Die Angeklagte ist in erster Instanz zu einer Freiheitsstrafe von sieben Monaten verurteilt worden. Die Bestellung eines Pflichtverteidigers käme hier deshalb nur dann in Betracht, wenn sie - wie die Beschwerde ausführt - mit dem Widerruf der Aussetzung der nachträglich gebildeten Gesamtfreiheitsstrafe zu rechnen hätte. Dies ist indes entgegen der Ansicht der Beschwerde nicht der Fall. Der Gesamtstrafenbeschluss datiert nämlich vom 07.12.1998 und war erst am 25.03.1999 rechtskräftig.
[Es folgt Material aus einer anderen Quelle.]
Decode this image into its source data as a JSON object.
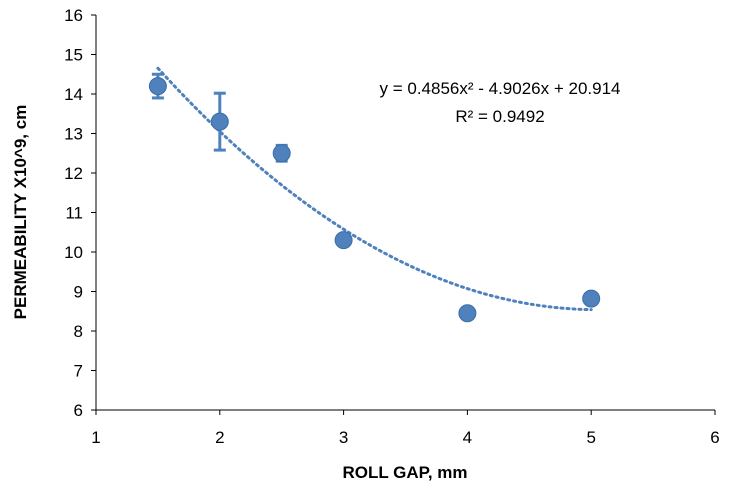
{
  "chart_data": {
    "type": "scatter",
    "xlabel": "ROLL GAP, mm",
    "ylabel": "PERMEABILITY X10^9, cm",
    "xlim": [
      1,
      6
    ],
    "ylim": [
      6,
      16
    ],
    "x_ticks": [
      "1",
      "2",
      "3",
      "4",
      "5",
      "6"
    ],
    "y_ticks": [
      "6",
      "7",
      "8",
      "9",
      "10",
      "11",
      "12",
      "13",
      "14",
      "15",
      "16"
    ],
    "grid": false,
    "series": [
      {
        "x": [
          1.5,
          2.0,
          2.5,
          3.0,
          4.0,
          5.0
        ],
        "y": [
          14.2,
          13.3,
          12.5,
          10.3,
          8.45,
          8.82
        ],
        "error": [
          0.3,
          0.72,
          0.2,
          0.12,
          0,
          0
        ],
        "color": "#4f81bd"
      }
    ],
    "trendline": {
      "kind": "polynomial",
      "coefficients": [
        0.4856,
        -4.9026,
        20.914
      ],
      "x_range": [
        1.5,
        5.0
      ],
      "equation": "y = 0.4856x² - 4.9026x + 20.914",
      "r_squared": "R² = 0.9492",
      "color": "#4f81bd"
    }
  }
}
Ein Widerruf der mit dem Gesamtstrafenbeschluss erneut gebilligten Strafaussetzung käme daher nur aufgrund solcher Straftaten in Betracht, die nach der Rechtskraft des Gesamtstrafenbeschlusses bzw. gemäß § 56 f Abs. 1 S. 2 StGB in der Zeit zwischen dem Erlass und der Rechtskraft jenes Beschlusses begangen worden waren (vgl. OLG Hamm, NStZ 1987,382; LK-Gribbohm, § 56 f Randnummern 4, 5; Tröndle, StGB, 48. Aufl.,
§ 56 f Rdnr. 3 a; je m.w.N.).
Diese Voraussetzungen sind hier indes nicht erfüllt. Die Taten, wegen derer die Angeklagte durch das Amtsgericht Essen-Borbeck verurteilt worden ist, datieren vom 31.10.1998 und vom 01.11.1998. Die Tat, wegen derer Freispruch erfolgte, soll laut Anklage am 07.05.1998 begangen worden sein.
Die Bestellung eines Pflichtverteidigers ist hier auch nicht aufgrund des Umstandes geboten, dass auch die Staatsanwaltschaft zum Nachteil der Angeklagten Berufung eingelegt hat. Es erscheint nämlich ausgeschlossen, dass die Angeklagte selbst im Falle der Verurteilung wegen jener Tat mit einer Gesamtfreiheitsstrafe im Bereich von etwa einem Jahr zu rechnen hätte, ab der die Beiordnung eines Pflichtverteidigers wegen der Schwere der Tat geboten wäre.
Die Kostenentscheidung folgt aus § 473 Abs. 1 StPO.